State Supreme Court strikes down law barring false campaign statements

Attorney general office argued law helped safeguard elections from fraud

By Bob Salsberg
Associated Press

BOSTON (AP) - A Massachusetts law that makes it a crime to publish false statements about political candidates is unconstitutional, the state's highest court ruled Thursday.

The Supreme Judicial Court's ruling came in a case involving a state lawmaker from Cape Cod who last year sought a criminal complaint against the treasurer of a political action committee. At issue were fliers that Democratic Rep. Brian Mannal said accused him of putting the interests of sex offenders ahead of families.

The justices, in a unanimous 31-page decision, said the 1946 law was "inconsistent with the fundamental right of free speech."

The law said no person should publish, or cause to be published, a false statement about a political candidate that is designed to affect the outcome of an election, to harm a political candidate or influence the outcome of a ballot question.

In striking down the law, the court also dismissed a criminal complaint that was filed against Melissa Lucas, the treasurer of the Jobs First PAC.

The PAC had created fliers that pointed to a bill sponsored by Mannal, a Barnstable defense attorney, which would have notified indigent sex offenders of their right to a public defender.

The flier read in part: "Brian Mannal chose convicted felons over the safety of our families. Is this the kind of person we want representing us?"

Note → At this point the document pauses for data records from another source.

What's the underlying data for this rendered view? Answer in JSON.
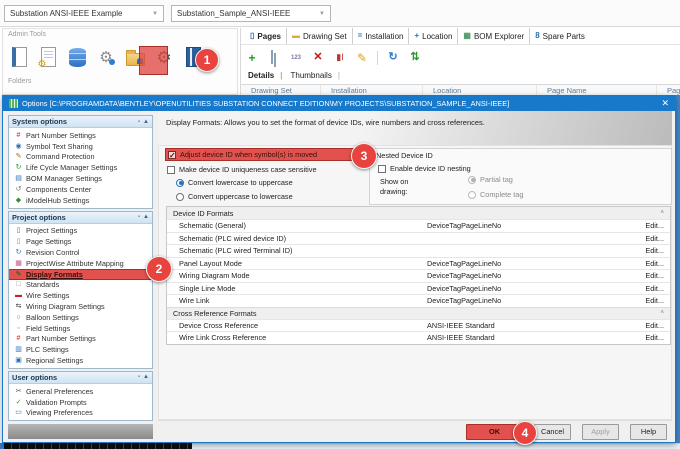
{
  "app": {
    "project_selector": "Substation ANSI-IEEE Example",
    "drawing_selector": "Substation_Sample_ANSI-IEEE",
    "admin_panel": {
      "title": "Admin Tools",
      "folders": "Folders"
    },
    "admin_icons": [
      "notebook-icon",
      "report-gear-icon",
      "database-icon",
      "system-info-icon",
      "project-folder-icon",
      "options-gear-icon",
      "catalog-icon"
    ],
    "nav_tabs": [
      {
        "label": "Pages",
        "icon": "page-icon",
        "selected": true
      },
      {
        "label": "Drawing Set",
        "icon": "folder-icon"
      },
      {
        "label": "Installation",
        "icon": "equals-icon"
      },
      {
        "label": "Location",
        "icon": "plus-icon"
      },
      {
        "label": "BOM Explorer",
        "icon": "bom-icon"
      },
      {
        "label": "Spare Parts",
        "icon": "spare-parts-icon"
      }
    ],
    "toolbar_icons": [
      "add-page-icon",
      "copy-pages-icon",
      "renumber-pages-icon",
      "delete-icon",
      "rename-icon",
      "edit-icon",
      "separator",
      "refresh-icon",
      "sync-icon"
    ],
    "view_tabs": [
      {
        "label": "Details",
        "selected": true
      },
      {
        "label": "Thumbnails"
      }
    ],
    "grid_headers": [
      "Drawing Set",
      "Installation",
      "Location",
      "Page Name",
      "Page Mod"
    ]
  },
  "dialog": {
    "title": "Options [C:\\PROGRAMDATA\\BENTLEY\\OPENUTILITIES SUBSTATION CONNECT EDITION\\MY PROJECTS\\SUBSTATION_SAMPLE_ANSI-IEEE]",
    "close_glyph": "✕",
    "description": "Display Formats: Allows you to set the format of device IDs, wire numbers and cross references.",
    "sidebar": {
      "sections": [
        {
          "title": "System options",
          "items": [
            {
              "label": "Part Number Settings",
              "icon": "#",
              "color": "#cc2222"
            },
            {
              "label": "Symbol Text Sharing",
              "icon": "◉",
              "color": "#2a6fb8"
            },
            {
              "label": "Command Protection",
              "icon": "✎",
              "color": "#a06a1a"
            },
            {
              "label": "Life Cycle Manager Settings",
              "icon": "↻",
              "color": "#2a9a2a"
            },
            {
              "label": "BOM Manager Settings",
              "icon": "▤",
              "color": "#2a6fb8"
            },
            {
              "label": "Components Center",
              "icon": "↺",
              "color": "#777777"
            },
            {
              "label": "iModelHub Settings",
              "icon": "◆",
              "color": "#3a8a3a"
            }
          ]
        },
        {
          "title": "Project options",
          "items": [
            {
              "label": "Project Settings",
              "icon": "▯",
              "color": "#2a6fb8"
            },
            {
              "label": "Page Settings",
              "icon": "▯",
              "color": "#8a8a8a"
            },
            {
              "label": "Revision Control",
              "icon": "↻",
              "color": "#2a6fb8"
            },
            {
              "label": "ProjectWise Attribute Mapping",
              "icon": "▦",
              "color": "#c05588"
            },
            {
              "label": "Display Formats",
              "icon": "✎",
              "color": "#6a5a2a",
              "highlight": true
            },
            {
              "label": "Standards",
              "icon": "□",
              "color": "#888888"
            },
            {
              "label": "Wire Settings",
              "icon": "▬",
              "color": "#cc2222"
            },
            {
              "label": "Wiring Diagram Settings",
              "icon": "⇆",
              "color": "#333333"
            },
            {
              "label": "Balloon Settings",
              "icon": "○",
              "color": "#2a6fb8"
            },
            {
              "label": "Field Settings",
              "icon": "▫",
              "color": "#4a90d9"
            },
            {
              "label": "Part Number Settings",
              "icon": "#",
              "color": "#cc2222"
            },
            {
              "label": "PLC Settings",
              "icon": "▥",
              "color": "#2a6fb8"
            },
            {
              "label": "Regional Settings",
              "icon": "▣",
              "color": "#2a6fb8"
            }
          ]
        },
        {
          "title": "User options",
          "items": [
            {
              "label": "General Preferences",
              "icon": "✂",
              "color": "#555555"
            },
            {
              "label": "Validation Prompts",
              "icon": "✓",
              "color": "#2a9a2a"
            },
            {
              "label": "Viewing Preferences",
              "icon": "▭",
              "color": "#2a6fb8"
            }
          ]
        }
      ]
    },
    "settings": {
      "adjust_device_id": "Adjust device ID when symbol(s) is moved",
      "case_sensitive": "Make device ID uniqueness case sensitive",
      "lower_to_upper": "Convert lowercase to uppercase",
      "upper_to_lower": "Convert uppercase to lowercase",
      "nested_group_title": "Nested Device ID",
      "enable_nesting": "Enable device ID nesting",
      "show_on_drawing": "Show on drawing:",
      "partial_tag": "Partial tag",
      "complete_tag": "Complete tag"
    },
    "format_table": {
      "sections": [
        {
          "header": "Device ID Formats",
          "rows": [
            [
              "Schematic (General)",
              "DeviceTagPageLineNo",
              "Edit..."
            ],
            [
              "Schematic (PLC wired device ID)",
              "",
              "Edit..."
            ],
            [
              "Schematic (PLC wired Terminal ID)",
              "",
              "Edit..."
            ],
            [
              "Panel Layout Mode",
              "DeviceTagPageLineNo",
              "Edit..."
            ],
            [
              "Wiring Diagram Mode",
              "DeviceTagPageLineNo",
              "Edit..."
            ],
            [
              "Single Line Mode",
              "DeviceTagPageLineNo",
              "Edit..."
            ],
            [
              "Wire Link",
              "DeviceTagPageLineNo",
              "Edit..."
            ]
          ]
        },
        {
          "header": "Cross Reference Formats",
          "rows": [
            [
              "Device Cross Reference",
              "ANSI-IEEE Standard",
              "Edit..."
            ],
            [
              "Wire Link Cross Reference",
              "ANSI-IEEE Standard",
              "Edit..."
            ]
          ]
        }
      ]
    },
    "buttons": {
      "ok": "OK",
      "cancel": "Cancel",
      "apply": "Apply",
      "help": "Help"
    }
  },
  "callouts": {
    "step1": "1",
    "step2": "2",
    "step3": "3",
    "step4": "4"
  },
  "colors": {
    "accent_blue": "#1879cb",
    "highlight_red": "#e2514d",
    "badge_red": "#e8433e"
  }
}
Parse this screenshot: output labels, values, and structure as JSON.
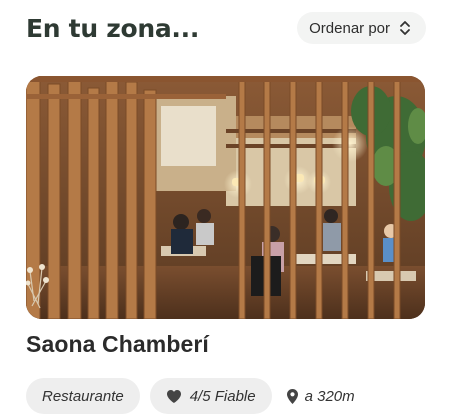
{
  "section": {
    "title": "En tu zona...",
    "sort_label": "Ordenar por",
    "sort_icon": "chevron-up-down-icon"
  },
  "venue": {
    "photo_alt": "Saona Chamberí",
    "name": "Saona Chamberí",
    "category": "Restaurante",
    "rating_label": "4/5 Fiable",
    "rating_icon": "heart-icon",
    "distance_label": "a 320m",
    "distance_icon": "location-pin-icon"
  },
  "colors": {
    "title": "#2e3a33",
    "chip_background": "#eeeeee",
    "sort_background": "#f3f4f3"
  }
}
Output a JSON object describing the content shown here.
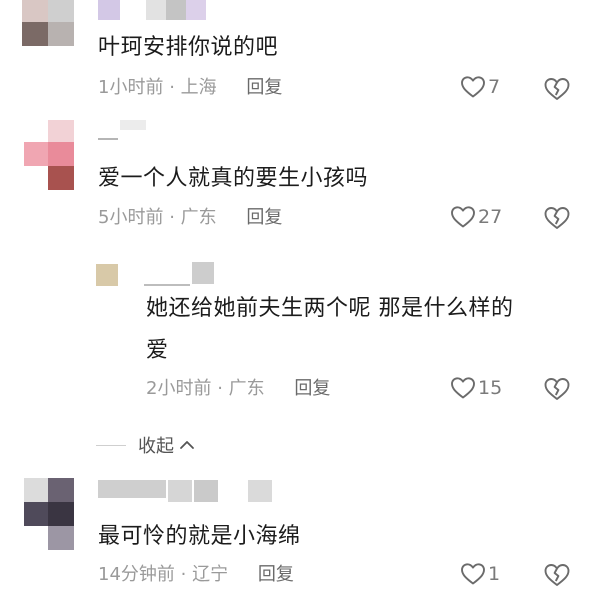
{
  "comments": [
    {
      "text": "叶珂安排你说的吧",
      "time": "1小时前",
      "sep": "·",
      "location": "上海",
      "reply": "回复",
      "likes": "7"
    },
    {
      "text": "爱一个人就真的要生小孩吗",
      "time": "5小时前",
      "sep": "·",
      "location": "广东",
      "reply": "回复",
      "likes": "27"
    },
    {
      "text_line1": "她还给她前夫生两个呢   那是什么样的",
      "text_line2": "爱",
      "time": "2小时前",
      "sep": "·",
      "location": "广东",
      "reply": "回复",
      "likes": "15"
    },
    {
      "text": "最可怜的就是小海绵",
      "time": "14分钟前",
      "sep": "·",
      "location": "辽宁",
      "reply": "回复",
      "likes": "1"
    }
  ],
  "collapse_label": "收起",
  "icons": {
    "like": "heart-outline-icon",
    "dislike": "broken-heart-icon",
    "collapse": "chevron-up-icon"
  },
  "colors": {
    "meta": "#9a9a9a",
    "reply": "#6a6a6a",
    "text": "#1c1c1c"
  }
}
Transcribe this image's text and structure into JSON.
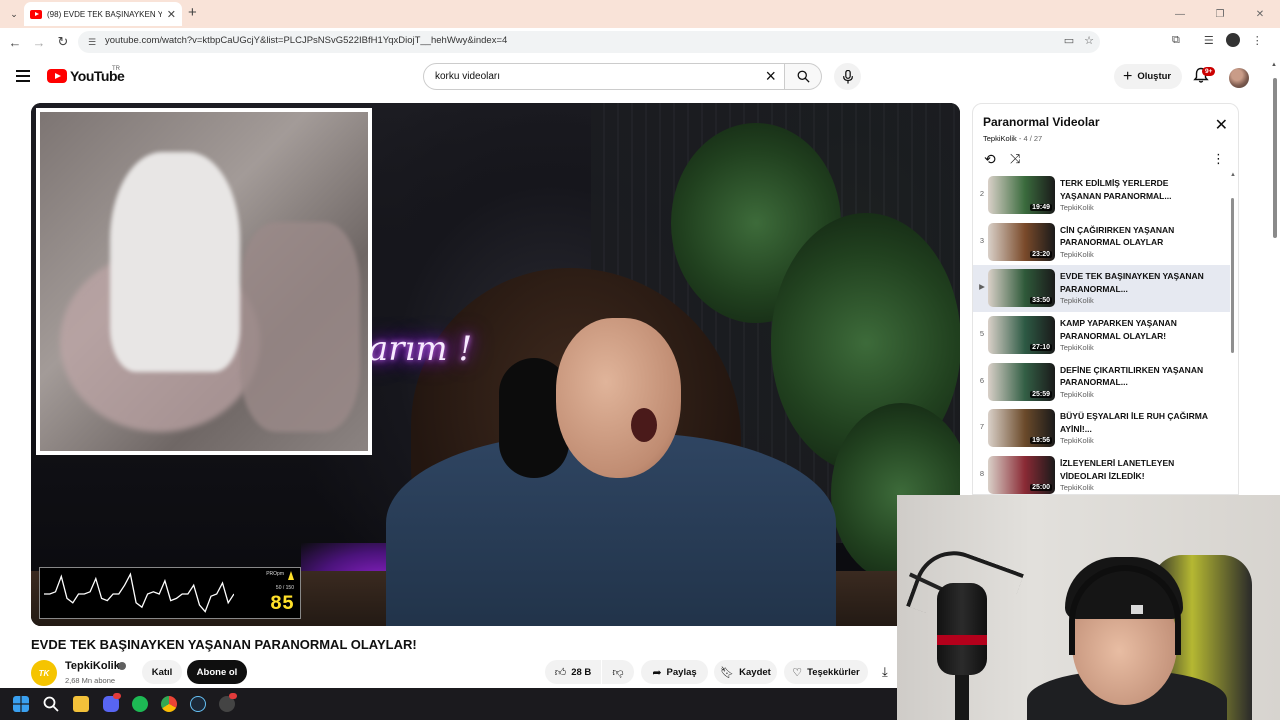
{
  "browser": {
    "tab_title": "(98) EVDE TEK BAŞINAYKEN YA...",
    "url": "youtube.com/watch?v=ktbpCaUGcjY&list=PLCJPsNSvG522IBfH1YqxDiojT__hehWwy&index=4"
  },
  "header": {
    "logo_text": "YouTube",
    "country": "TR",
    "search_value": "korku videoları",
    "create_label": "Oluştur",
    "notifications_badge": "9+"
  },
  "video": {
    "title": "EVDE TEK BAŞINAYKEN YAŞANAN PARANORMAL OLAYLAR!",
    "overlay_sign": "arım !",
    "heart_rate": "85",
    "heart_rate_label": "PROpm",
    "heart_rate_range": "50 / 150",
    "heart_rate_trace": [
      0.5,
      0.5,
      0.45,
      0.1,
      0.6,
      0.7,
      0.5,
      0.5,
      0.45,
      0.15,
      0.6,
      0.65,
      0.5,
      0.5,
      0.3,
      0.05,
      0.7,
      0.8,
      0.5,
      0.45,
      0.5,
      0.2,
      0.65,
      0.6,
      0.5,
      0.5,
      0.3,
      0.75,
      0.9,
      0.55,
      0.5,
      0.25,
      0.7,
      0.5
    ]
  },
  "channel": {
    "avatar_text": "TK",
    "name": "TepkiKolik",
    "subscribers": "2,68 Mn abone",
    "join_label": "Katıl",
    "subscribe_label": "Abone ol"
  },
  "actions": {
    "likes": "28 B",
    "share": "Paylaş",
    "save": "Kaydet",
    "thanks": "Teşekkürler"
  },
  "playlist": {
    "title": "Paranormal Videolar",
    "owner": "TepkiKolik",
    "position": "4 / 27",
    "items": [
      {
        "index": "2",
        "title": "TERK EDİLMİŞ YERLERDE YAŞANAN PARANORMAL...",
        "channel": "TepkiKolik",
        "duration": "19:49",
        "current": false,
        "thumb_color": "#3a6b3d"
      },
      {
        "index": "3",
        "title": "CİN ÇAĞIRIRKEN YAŞANAN PARANORMAL OLAYLAR",
        "channel": "TepkiKolik",
        "duration": "23:20",
        "current": false,
        "thumb_color": "#7a4a2a"
      },
      {
        "index": "▶",
        "title": "EVDE TEK BAŞINAYKEN YAŞANAN PARANORMAL...",
        "channel": "TepkiKolik",
        "duration": "33:50",
        "current": true,
        "thumb_color": "#2f5a3a"
      },
      {
        "index": "5",
        "title": "KAMP YAPARKEN YAŞANAN PARANORMAL OLAYLAR!",
        "channel": "TepkiKolik",
        "duration": "27:10",
        "current": false,
        "thumb_color": "#2d5a44"
      },
      {
        "index": "6",
        "title": "DEFİNE ÇIKARTILIRKEN YAŞANAN PARANORMAL...",
        "channel": "TepkiKolik",
        "duration": "25:59",
        "current": false,
        "thumb_color": "#335f45"
      },
      {
        "index": "7",
        "title": "BÜYÜ EŞYALARI İLE RUH ÇAĞIRMA AYİNİ!...",
        "channel": "TepkiKolik",
        "duration": "19:56",
        "current": false,
        "thumb_color": "#6b4a2a"
      },
      {
        "index": "8",
        "title": "İZLEYENLERİ LANETLEYEN VİDEOLARI İZLEDİK!",
        "channel": "TepkiKolik",
        "duration": "25:00",
        "current": false,
        "thumb_color": "#8a2a35"
      }
    ]
  }
}
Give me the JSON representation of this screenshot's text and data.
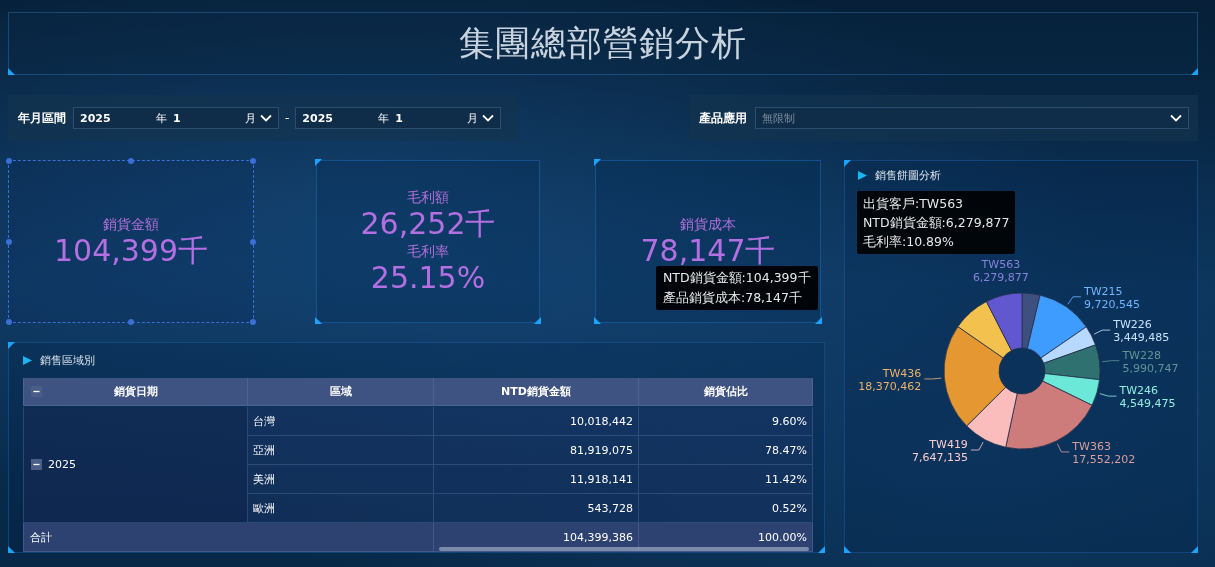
{
  "title": "集團總部營銷分析",
  "filters": {
    "date_range": {
      "label": "年月區間",
      "from": {
        "year": "2025",
        "year_unit": "年",
        "month": "1",
        "month_unit": "月"
      },
      "separator": "-",
      "to": {
        "year": "2025",
        "year_unit": "年",
        "month": "1",
        "month_unit": "月"
      }
    },
    "product": {
      "label": "產品應用",
      "placeholder": "無限制"
    }
  },
  "kpis": [
    {
      "label": "銷貨金額",
      "value": "104,399千",
      "selected": true
    },
    {
      "label": "毛利額",
      "value": "26,252千",
      "sub_label": "毛利率",
      "sub_value": "25.15%",
      "selected": false
    },
    {
      "label": "銷貨成本",
      "value": "78,147千",
      "selected": false,
      "tooltip": [
        "NTD銷貨金額:104,399千",
        "產品銷貨成本:78,147千"
      ]
    }
  ],
  "region_table": {
    "title": "銷售區域別",
    "columns": [
      "銷貨日期",
      "區域",
      "NTD銷貨金額",
      "銷貨佔比"
    ],
    "groups": [
      {
        "label": "2025",
        "expanded": true,
        "rows": [
          {
            "region": "台灣",
            "amount": "10,018,442",
            "share": "9.60%"
          },
          {
            "region": "亞洲",
            "amount": "81,919,075",
            "share": "78.47%"
          },
          {
            "region": "美洲",
            "amount": "11,918,141",
            "share": "11.42%"
          },
          {
            "region": "歐洲",
            "amount": "543,728",
            "share": "0.52%"
          }
        ]
      }
    ],
    "total": {
      "label": "合計",
      "amount": "104,399,386",
      "share": "100.00%"
    }
  },
  "pie": {
    "title": "銷售餅圖分析",
    "chart_data": {
      "type": "donut",
      "categories": [
        null,
        "TW215",
        "TW226",
        "TW228",
        "TW246",
        "TW363",
        "TW419",
        "TW436",
        null,
        "TW563"
      ],
      "value_labels": [
        null,
        "9,720,545",
        "3,449,485",
        "5,990,747",
        "4,549,475",
        "17,552,202",
        "7,647,135",
        "18,370,462",
        null,
        "6,279,877"
      ],
      "colors": [
        "#3d5080",
        "#3f9cff",
        "#b7d9ff",
        "#2f7070",
        "#6ce8d8",
        "#cd7b7b",
        "#fbbcbc",
        "#e59832",
        "#f2c14e",
        "#6158d0"
      ],
      "series": [
        {
          "values": [
            3.73,
            11.69,
            4.15,
            7.2,
            5.47,
            21.11,
            9.2,
            22.09,
            7.82,
            7.54
          ]
        }
      ]
    },
    "tooltip": [
      "出貨客戶:TW563",
      "NTD銷貨金額:6,279,877",
      "毛利率:10.89%"
    ]
  }
}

Mannal went on to defeat Republican Adam Chaprales in the November election by 205 votes. The PAC was operating independently from Chaprales, who was not named in the complaint.

Mannal said the decision gives a green light to anyone who wants to lie to win an election.

"It doesn't change the fact that in this case false statements were knowingly made to mislead voters," Mannal told the Associated Press. "What we have here on several levels is a collision course with fairness in our electoral process."

In court papers, Lucas' attorney, Peter Charles Horstmann, said his client had no role in writing or distributing the brochures and also argued the law violated First Amendment protections of free speech.

Horstmann told the AP that the ruling was a great relief for Lucas. He also said voters are capable today of doing "unlimited fact-checking" to decide how much weight to give a political ad or flier.

"I think it's a little naive in 2015 to think that an election is going to be subverted by allegedly false statements," he said.

The state attorney general's office, while agreeing that the charges against Lucas should be dismissed, defended the law itself, arguing it helps the state safeguard elections from deliberately fraudulent statements meant to skew the outcome.

The high court disagreed, saying "any legitimate interest in preventing electoral fraud must be done by narrowly drawn laws designed to serve those interests without unnecessarily interfering with First Amendment freedoms."

The justices further warned that the threat of a criminal investigation under the law could have a chilling effect on the political process. And they said the American election system already has a built-in remedy for false statements.

"That solution is counterspeech," Justice Robert Cordy wrote.

Several groups, including the libertarian Cato Institute, the American Civil Liberties Union and local newspaper publishers, filed briefs with the court asking that the law be ruled unconstitutional.